On July 5, 2000, William Gregory walked out of a Kentucky prison after seven years of wrongful imprisonment. That day, he became the first person exonerated by DNA evidence in the state of Kentucky — and the first person anywhere in the world to be cleared through mitochondrial DNA testing alone.
The crimes that sent him to prison dated back to the summer of 1992, at the Breckinridge Square Apartments in Louisville. On June 1, 1992, a 20-year-old woman identified in court records as K.V. was awakened at around 6 a.m. by an intruder wearing pantyhose over his head. She fought back, ripping the covering from his face and scratching him before he fled out the back door. Six weeks later, on July 19, 1992, a 71-year-old resident known as M.S. was awakened by a naked man holding a knife. M.S. described her attacker as a 5-foot-6 Black man between 30 and 40 years old, with a muscular build and greasy hair.
That same July morning — the same day as M.S.'s assault — K.V. encountered Gregory in the building and identified him as the man who had attacked her in June. It was a moment that would cost him nearly a decade of his life. Gregory maintained he had been home during K.V.'s attack and in a neighbor's apartment during M.S.'s assault. Those alibis weren't enough to stop the machinery of prosecution.
At trial in 1993, the case against Gregory rested on two pillars: K.V.'s eyewitness identification and forensic hair analysis. A stocking cap recovered as evidence contained hairs that an examiner testified were "more than likely" from Gregory. Jurors convicted him of rape, attempted rape, and burglary.
What the jury couldn't know — and what was barely understood even in the forensic community at the time — was that microscopic hair comparison couldn't reliably individualize evidence to a specific person. Hair characteristics visible under a microscope are shared by many people. "More than likely" wasn't science. It was testimony dressed up as science, and it sent an innocent man to prison.
For years, Gregory's appeals went nowhere. Then the Innocence Project took up his case, located the stocking cap hairs, and arranged for them to be retested using mitochondrial DNA analysis — a technique newer and more rigorous than what had been used at trial. The results were unambiguous: the DNA excluded Gregory as a contributor of those hairs. He could not have left them there.

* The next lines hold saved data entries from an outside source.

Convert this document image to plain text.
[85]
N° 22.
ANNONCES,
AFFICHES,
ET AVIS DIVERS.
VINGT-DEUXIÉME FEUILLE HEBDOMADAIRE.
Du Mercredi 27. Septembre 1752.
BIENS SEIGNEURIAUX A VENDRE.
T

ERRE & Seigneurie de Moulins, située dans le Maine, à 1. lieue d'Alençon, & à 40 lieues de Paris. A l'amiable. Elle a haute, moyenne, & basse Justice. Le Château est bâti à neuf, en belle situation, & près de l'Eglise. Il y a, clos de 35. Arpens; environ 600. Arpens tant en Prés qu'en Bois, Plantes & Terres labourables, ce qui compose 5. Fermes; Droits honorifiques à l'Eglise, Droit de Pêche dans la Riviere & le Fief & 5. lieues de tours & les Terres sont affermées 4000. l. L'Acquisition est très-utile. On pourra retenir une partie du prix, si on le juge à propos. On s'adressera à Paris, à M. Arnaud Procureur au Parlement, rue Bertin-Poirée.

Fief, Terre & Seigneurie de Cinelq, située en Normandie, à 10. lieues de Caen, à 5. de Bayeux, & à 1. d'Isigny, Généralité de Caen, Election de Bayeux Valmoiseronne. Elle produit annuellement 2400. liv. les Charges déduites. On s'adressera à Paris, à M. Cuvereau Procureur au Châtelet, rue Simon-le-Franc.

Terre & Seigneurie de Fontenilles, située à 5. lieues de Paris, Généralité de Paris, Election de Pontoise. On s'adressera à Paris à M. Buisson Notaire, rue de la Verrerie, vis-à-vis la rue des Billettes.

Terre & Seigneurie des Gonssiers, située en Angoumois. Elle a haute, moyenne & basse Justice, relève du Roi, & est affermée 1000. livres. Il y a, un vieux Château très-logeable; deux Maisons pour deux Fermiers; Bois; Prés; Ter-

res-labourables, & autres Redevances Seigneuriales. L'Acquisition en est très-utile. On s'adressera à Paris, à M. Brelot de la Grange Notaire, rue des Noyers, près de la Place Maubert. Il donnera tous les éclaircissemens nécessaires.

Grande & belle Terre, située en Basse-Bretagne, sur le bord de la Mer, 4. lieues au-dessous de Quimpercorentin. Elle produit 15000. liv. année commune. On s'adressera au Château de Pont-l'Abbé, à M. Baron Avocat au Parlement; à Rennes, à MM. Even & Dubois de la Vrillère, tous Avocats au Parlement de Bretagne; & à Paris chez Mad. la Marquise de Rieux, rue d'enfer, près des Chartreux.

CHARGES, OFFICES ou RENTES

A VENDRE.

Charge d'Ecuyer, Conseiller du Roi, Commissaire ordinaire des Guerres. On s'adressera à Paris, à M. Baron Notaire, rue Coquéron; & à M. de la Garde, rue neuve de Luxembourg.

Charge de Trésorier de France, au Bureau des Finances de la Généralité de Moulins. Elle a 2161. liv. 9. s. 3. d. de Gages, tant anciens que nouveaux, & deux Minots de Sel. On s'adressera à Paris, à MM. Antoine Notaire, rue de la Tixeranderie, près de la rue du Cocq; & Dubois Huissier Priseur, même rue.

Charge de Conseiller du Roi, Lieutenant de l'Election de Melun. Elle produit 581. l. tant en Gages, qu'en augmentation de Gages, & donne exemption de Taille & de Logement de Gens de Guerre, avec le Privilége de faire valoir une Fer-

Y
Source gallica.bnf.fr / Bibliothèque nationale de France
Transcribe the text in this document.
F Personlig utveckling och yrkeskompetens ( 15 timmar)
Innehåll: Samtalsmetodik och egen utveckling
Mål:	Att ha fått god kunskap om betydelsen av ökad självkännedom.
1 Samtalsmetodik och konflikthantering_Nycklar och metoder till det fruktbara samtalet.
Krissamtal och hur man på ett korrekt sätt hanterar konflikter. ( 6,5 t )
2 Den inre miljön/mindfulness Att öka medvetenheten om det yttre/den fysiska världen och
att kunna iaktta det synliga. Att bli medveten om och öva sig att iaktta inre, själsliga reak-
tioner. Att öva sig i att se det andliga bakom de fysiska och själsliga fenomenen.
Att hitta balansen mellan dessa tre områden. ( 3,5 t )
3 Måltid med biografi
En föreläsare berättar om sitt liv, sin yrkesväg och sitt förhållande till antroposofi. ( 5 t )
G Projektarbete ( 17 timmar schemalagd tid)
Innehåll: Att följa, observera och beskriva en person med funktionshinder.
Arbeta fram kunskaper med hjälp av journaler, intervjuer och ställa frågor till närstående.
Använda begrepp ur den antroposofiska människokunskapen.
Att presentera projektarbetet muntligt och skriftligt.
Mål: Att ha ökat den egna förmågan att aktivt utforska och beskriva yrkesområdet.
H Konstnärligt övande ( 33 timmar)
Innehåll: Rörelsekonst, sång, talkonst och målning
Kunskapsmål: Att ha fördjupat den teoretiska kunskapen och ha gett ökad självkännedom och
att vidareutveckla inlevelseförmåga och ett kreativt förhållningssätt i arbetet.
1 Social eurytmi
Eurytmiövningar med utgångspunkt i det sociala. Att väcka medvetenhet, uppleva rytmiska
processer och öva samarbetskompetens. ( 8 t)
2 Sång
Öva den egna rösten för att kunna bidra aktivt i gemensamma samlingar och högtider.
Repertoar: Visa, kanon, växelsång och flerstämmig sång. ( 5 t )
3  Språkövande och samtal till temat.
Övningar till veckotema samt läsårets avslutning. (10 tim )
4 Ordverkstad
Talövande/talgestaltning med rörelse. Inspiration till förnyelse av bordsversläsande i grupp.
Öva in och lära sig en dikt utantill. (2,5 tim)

On July 5, 2000, Gregory was released. The two records his exoneration set — first DNA exoneration in Kentucky, first worldwide exoneration by mitochondrial DNA testing alone — carried significance well beyond his case. His exoneration helped establish the legal credibility of mitochondrial DNA analysis at a moment when the technology was still finding its footing in American courts.
Gregory's wrongful conviction was the product of compounding failures that criminal justice researchers have since studied extensively. Eyewitness identification, especially when made under suggestible circumstances — as K.V.'s was, on the very day of a second assault at the same complex — is among the least reliable forms of evidence. Forensic testimony that overstates the discriminating power of physical evidence has driven a disproportionate share of wrongful convictions nationally. And alibi evidence, without independent corroboration, is easily set aside when investigators are already fixed on a suspect.
The true perpetrator of both assaults at Breckinridge Square Apartments was never publicly identified. Both victims were denied the justice of seeing their actual attacker face charges. And Gregory spent seven years in a cell for crimes he did not commit.
In 2007, the city of Louisville settled a lawsuit brought by Gregory for $3.9 million — a financial acknowledgment of a justice system failure that could never be fully undone.